Im sort of in the same boat (Graphic Designer with aspirations to be a UI/UX designer) and am learning to code of my own accord. I've had much success with Processing. It's really easy to get started and get functional code running. Also, you can run your processing files on a webpage with Java or Processing.js. I don't know about the large data sets you're dealing with, but since Processing is java based, I assume there won't be much difficulty
I don't always write GUIs, but when I do, I prefer wx. But in all seriousness - I hate writing GUIs. I write embedded C for a living and am lost when it comes to the differences between window manager(s) on Linux or Windows or whatever. When I need to whip something up quick (and it's not embedded, and we're not going to sell it) sometimes I switch over to Python, and if that quick thing needs a GUI, wxPython (the port of wxWidgets from C to python) is something you can tack on there with minimum hassle. If you need a portion to be fast for your math calcs or whatever you can write that part in C. There's a boatload of tutorials via google (and youTube).
Well, Nokia open sourced Qt under the LGPL 2-3 years ago. I am a Nokia systems engineer. We are still the primary maintainers, but we are committed to keeping it that way (open source), and with the current moves of the company toward Windows Mobile on our high-end phones, we may well be considering pushing it out to the community entirely, but with some resources still assigned to it. I don't know for sure, but I'll try to find out what the plans are for it. Qt is an important part of our Meego and Symbian phones, which are still popular and getting a few new models. My own company phone is an N8 Symbian device.
A GUI in Visual Basic. I hear its good for this internetz stuff.
As someone with experience with just about every major programming language. I'd seriously consider Javascript. Rather than "Embedding" something to render HTML, embed your special sauce in an HTML5 Canvas. Specifically consider writing it as a Chrome App. Not only will it be fast you'll automatically have a standard platform to release your work onto, no installer, no pain in pushing out updates as your work evolves.
See some examples here: http://net.tutsplus.com/articles/web-roundups/21-ridiculously-impressive-html5-canvas-experiments/
JSON is becoming the defacto data interchange format used by just about all web services and Javascript can also be used on the backend via node.js. You or anyone you're working with can easily learn javascript from places like http://www.codecademy.com/. Plenty of IDE support, but Chrome itself provides excellent debugging tools via "Inspection" and a javascript console which can be used as a rapid prototyping shell.
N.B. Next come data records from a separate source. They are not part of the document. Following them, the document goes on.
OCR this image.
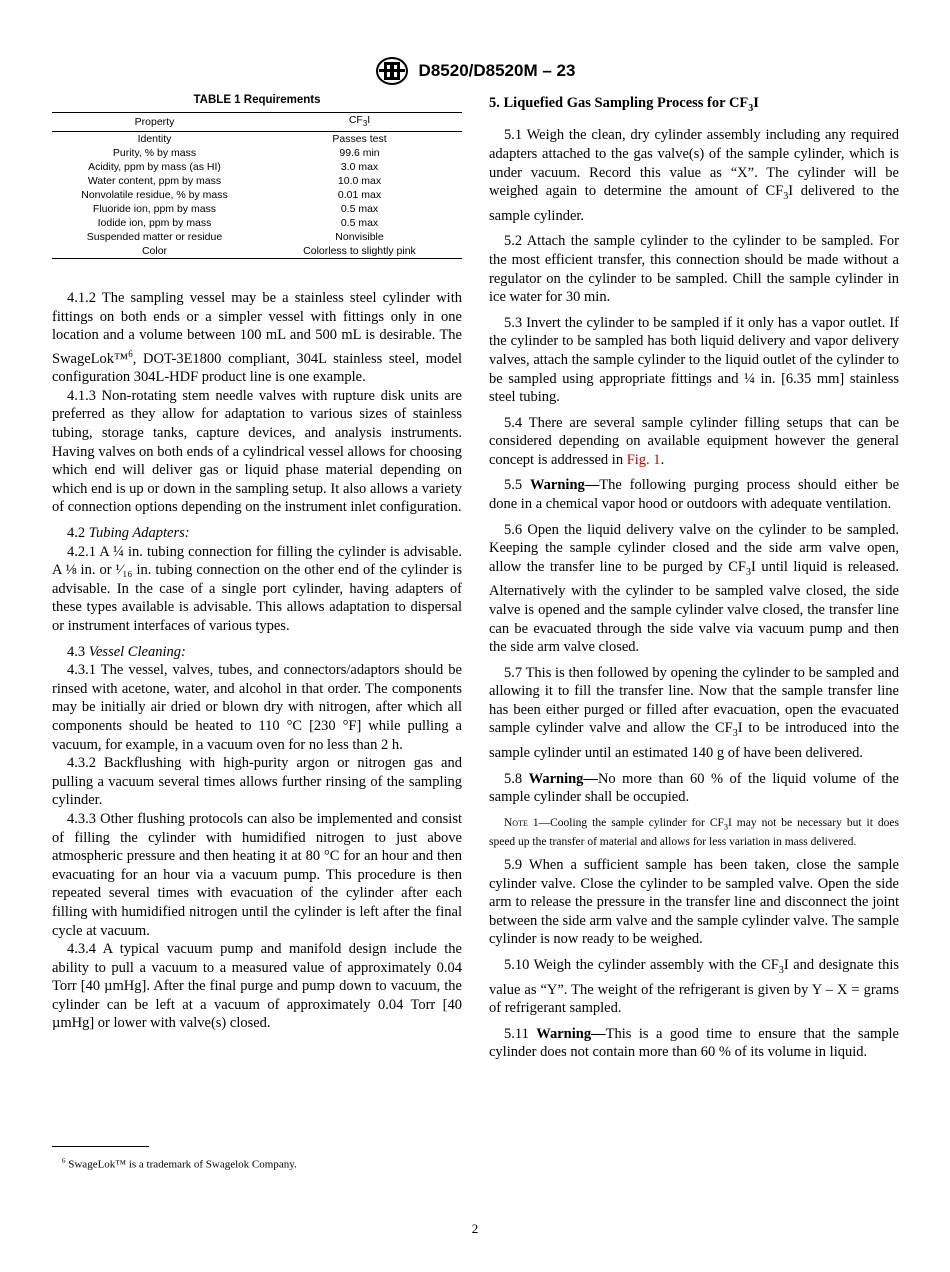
D8520/D8520M – 23
TABLE 1 Requirements
Property	$CF_3I$
Identity	Passes test
Purity, % by mass	99.6 min
Acidity, ppm by mass (as HI)	3.0 max
Water content, ppm by mass	10.0 max
Nonvolatile residue, % by mass	0.01 max
Fluoride ion, ppm by mass	0.5 max
Iodide ion, ppm by mass	0.5 max
Suspended matter or residue	Nonvisible
Color	Colorless to slightly pink

4.1.2 The sampling vessel may be a stainless steel cylinder with fittings on both ends or a simpler vessel with fittings only in one location and a volume between 100 mL and 500 mL is desirable. The SwageLok™$^6$, DOT-3E1800 compliant, 304L stainless steel, model configuration 304L-HDF product line is one example.

4.1.3 Non-rotating stem needle valves with rupture disk units are preferred as they allow for adaptation to various sizes of stainless tubing, storage tanks, capture devices, and analysis instruments. Having valves on both ends of a cylindrical vessel allows for choosing which end will deliver gas or liquid phase material depending on which end is up or down in the sampling setup. It also allows a variety of connection options depending on the instrument inlet configuration.

4.2 Tubing Adapters:

4.2.1 A ¼ in. tubing connection for filling the cylinder is advisable. A ⅛ in. or ¹⁄₁₆ in. tubing connection on the other end of the cylinder is advisable. In the case of a single port cylinder, having adapters of these types available is advisable. This allows adaptation to dispersal or instrument interfaces of various types.

4.3 Vessel Cleaning:

4.3.1 The vessel, valves, tubes, and connectors/adaptors should be rinsed with acetone, water, and alcohol in that order. The components may be initially air dried or blown dry with nitrogen, after which all components should be heated to 110 °C [230 °F] while pulling a vacuum, for example, in a vacuum oven for no less than 2 h.

4.3.2 Backflushing with high-purity argon or nitrogen gas and pulling a vacuum several times allows further rinsing of the sampling cylinder.

4.3.3 Other flushing protocols can also be implemented and consist of filling the cylinder with humidified nitrogen to just above atmospheric pressure and then heating it at 80 °C for an hour and then evacuating for an hour via a vacuum pump. This procedure is then repeated several times with evacuation of the cylinder after each filling with humidified nitrogen until the cylinder is left after the final cycle at vacuum.

4.3.4 A typical vacuum pump and manifold design include the ability to pull a vacuum to a measured value of approximately 0.04 Torr [40 µmHg]. After the final purge and pump down to vacuum, the cylinder can be left at a vacuum of approximately 0.04 Torr [40 µmHg] or lower with valve(s) closed.

5. Liquefied Gas Sampling Process for $CF_3I$

5.1 Weigh the clean, dry cylinder assembly including any required adapters attached to the gas valve(s) of the sample cylinder, which is under vacuum. Record this value as “X”. The cylinder will be weighed again to determine the amount of $CF_3I$ delivered to the sample cylinder.

5.2 Attach the sample cylinder to the cylinder to be sampled. For the most efficient transfer, this connection should be made without a regulator on the cylinder to be sampled. Chill the sample cylinder in ice water for 30 min.

5.3 Invert the cylinder to be sampled if it only has a vapor outlet. If the cylinder to be sampled has both liquid delivery and vapor delivery valves, attach the sample cylinder to the liquid outlet of the cylinder to be sampled using appropriate fittings and ¼ in. [6.35 mm] stainless steel tubing.

5.4 There are several sample cylinder filling setups that can be considered depending on available equipment however the general concept is addressed in Fig. 1.

5.5 Warning—The following purging process should either be done in a chemical vapor hood or outdoors with adequate ventilation.

5.6 Open the liquid delivery valve on the cylinder to be sampled. Keeping the sample cylinder closed and the side arm valve open, allow the transfer line to be purged by $CF_3I$ until liquid is released. Alternatively with the cylinder to be sampled valve closed, the side valve is opened and the sample cylinder valve closed, the transfer line can be evacuated through the side valve via vacuum pump and then the side arm valve closed.

5.7 This is then followed by opening the cylinder to be sampled and allowing it to fill the transfer line. Now that the sample transfer line has been either purged or filled after evacuation, open the evacuated sample cylinder valve and allow the $CF_3I$ to be introduced into the sample cylinder until an estimated 140 g of have been delivered.

5.8 Warning—No more than 60 % of the liquid volume of the sample cylinder shall be occupied.

Note 1—Cooling the sample cylinder for $CF_3I$ may not be necessary but it does speed up the transfer of material and allows for less variation in mass delivered.

5.9 When a sufficient sample has been taken, close the sample cylinder valve. Close the cylinder to be sampled valve. Open the side arm to release the pressure in the transfer line and disconnect the joint between the side arm valve and the sample cylinder valve. The sample cylinder is now ready to be weighed.

5.10 Weigh the cylinder assembly with the $CF_3I$ and designate this value as “Y”. The weight of the refrigerant is given by Y – X = grams of refrigerant sampled.

5.11 Warning—This is a good time to ensure that the sample cylinder does not contain more than 60 % of its volume in liquid.

$^6$ SwageLok™ is a trademark of Swagelok Company.
2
As an added bonus, javascript provides the best of both functional and object oriented programming, and just about every decent programmer knows javascript or can learn it easily.
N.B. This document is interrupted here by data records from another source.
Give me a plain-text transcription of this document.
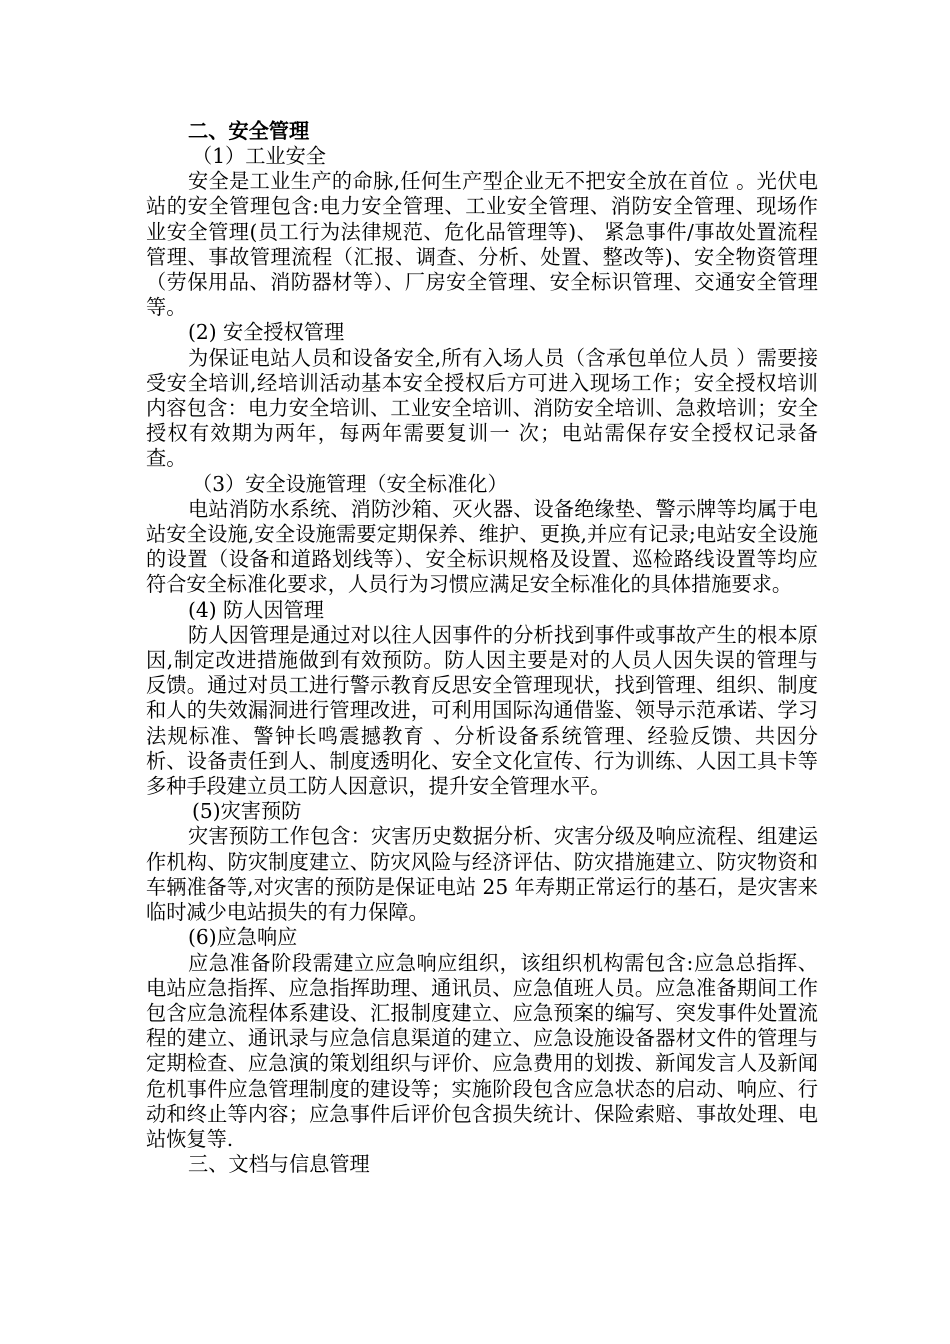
二、安全管理

（1）工业安全

安全是工业生产的命脉,任何生产型企业无不把安全放在首位 。光伏电站的安全管理包含:电力安全管理、工业安全管理、消防安全管理、现场作业安全管理(员工行为法律规范、危化品管理等)、 紧急事件/事故处置流程管理、事故管理流程（汇报、调查、分析、处置、整改等)、安全物资管理（劳保用品、消防器材等）、厂房安全管理、安全标识管理、交通安全管理等。

(2) 安全授权管理

为保证电站人员和设备安全,所有入场人员（含承包单位人员 ）需要接受安全培训,经培训活动基本安全授权后方可进入现场工作；安全授权培训内容包含：电力安全培训、工业安全培训、消防安全培训、急救培训；安全授权有效期为两年，每两年需要复训一 次；电站需保存安全授权记录备查。

（3）安全设施管理（安全标准化）

电站消防水系统、消防沙箱、灭火器、设备绝缘垫、警示牌等均属于电站安全设施,安全设施需要定期保养、维护、更换,并应有记录;电站安全设施的设置（设备和道路划线等）、安全标识规格及设置、巡检路线设置等均应符合安全标准化要求，人员行为习惯应满足安全标准化的具体措施要求。

(4) 防人因管理

防人因管理是通过对以往人因事件的分析找到事件或事故产生的根本原因,制定改进措施做到有效预防。防人因主要是对的人员人因失误的管理与反馈。通过对员工进行警示教育反思安全管理现状，找到管理、组织、制度和人的失效漏洞进行管理改进，可利用国际沟通借鉴、领导示范承诺、学习法规标准、警钟长鸣震撼教育 、分析设备系统管理、经验反馈、共因分析、设备责任到人、制度透明化、安全文化宣传、行为训练、人因工具卡等多种手段建立员工防人因意识，提升安全管理水平。

(5)灾害预防

灾害预防工作包含：灾害历史数据分析、灾害分级及响应流程、组建运作机构、防灾制度建立、防灾风险与经济评估、防灾措施建立、防灾物资和车辆准备等,对灾害的预防是保证电站 25 年寿期正常运行的基石，是灾害来临时减少电站损失的有力保障。

(6)应急响应

应急准备阶段需建立应急响应组织，该组织机构需包含:应急总指挥、电站应急指挥、应急指挥助理、通讯员、应急值班人员。应急准备期间工作包含应急流程体系建设、汇报制度建立、应急预案的编写、突发事件处置流程的建立、通讯录与应急信息渠道的建立、应急设施设备器材文件的管理与定期检查、应急演的策划组织与评价、应急费用的划拨、新闻发言人及新闻危机事件应急管理制度的建设等；实施阶段包含应急状态的启动、响应、行动和终止等内容；应急事件后评价包含损失统计、保险索赔、事故处理、电站恢复等.

三、文档与信息管理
really? based on those requirements, i think origami would be a bit much for him.
The project might fold.
Python Matplotlib covers some of what you might be interested in and it can be used with other GUI toolkits see http://www.scipy.org/Cookbook/Matplotlib and http://matplotlib.sourceforge.net/ - at the very minimum it might provide some food for thought about the feature-set you're seeking.
I'd use [software environment and platform here] ...
No. Just use paper and pencil. Create a story board, http://en.wikipedia.org/wiki/Story_board, showing how the user will use the interface.
Go to the academics that represent your users. Ask them what they want to see in a visualization, how they expect to do a search, how they expect to manipulate things. Give them paper and pencil and tell them to just draw things however they think it should be, not what they are used to seeing in their current environment and applications, rather whatever they can imagine would be a good way, a way that feels natural.